Wer die Doku sieht, bemerkt allerdings, dass sie sich radikal von unseren heutigen Sehgewohnheiten unterscheidet. Es ist nicht nur der (schlechte) Ton oder die Beleuchtung: Man muss sich auf die Doku einlassen und wird nicht wie sonst durch bunte Bilder und Musikuntermalung in die Sendung hereingezogen. Bei Zappern hat sie schon verloren. Gleichzeitig kann man die Doku auch nur schlecht mit heutigen Methoden „aufpeppen“ – die Schattenwand, schnelle Schnitte, dramatische Musik, 3D-Animationen, Reenactments oder nachkolorierte Originalaufnahmen würden hier nichts helfen und nur vom Effekt der drei erzählenden Täter ablenken. Es wäre sicherlich ein interessantes Experiment, wenn jemand versuchen würde, diese Doku einmal mit modernen Methoden zu remastern.

Die dahinterstehende Kernfrage kann ich nicht beantworten: Können Dokumentationen, die nicht dem jetzt verwendeten Schema entsprechen, Zuschauer finden? Guido Knopp und v.a. die großen Spielfilmadaptionen sind sehr erfolgreich. Die Frage ist aber, wie anders gemachte Dokumentationen auf dem gleichen Sendeplatz zur Primetime abschneiden würden oder ob historische Spielfilme, die dem Stil von „Unsere Väter, unsere Mütter“ nicht folgen, mit ähnlichem Werbeaufwand ähnlich erfolgreich wären. Dafür fehlen mir einfach die nötigen Daten, weil kein Sender anscheinend jemals ein entsprechendes Experiment versucht hat.

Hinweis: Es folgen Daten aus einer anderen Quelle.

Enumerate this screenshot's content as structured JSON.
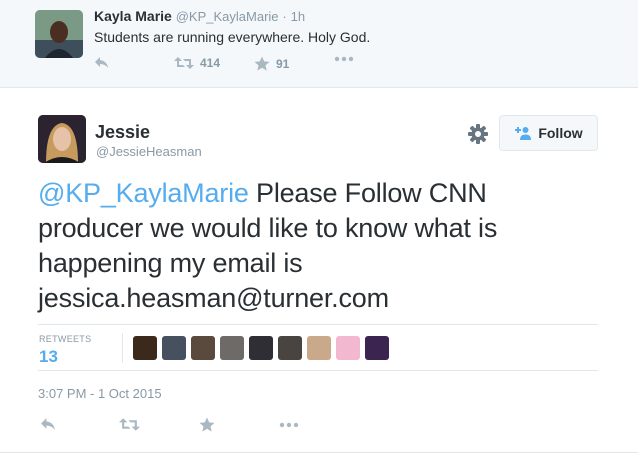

Ob das Internet jetzt die Rettung ist, darf auch bezweifelt werden. Klar kann ich hier in meinem geschichtswissenschaftlichen Blog einem vielleicht interessierten Publikum diese Doku empfehlen. Vielleicht schaut sie auch einer und vielleicht nimmt sich jemand auch wirklich die Zeit für sie und schaut nicht nur wie bei einem Katzenvideo kurz drüber. Und selbst dann stellt sich die Frage, ob die kleine Einbettung hier im Blog der richtige Sehkontext ist. Spätestens der Blick in die Kommentare auf YouTube lässt einen dann endgültig zweifeln.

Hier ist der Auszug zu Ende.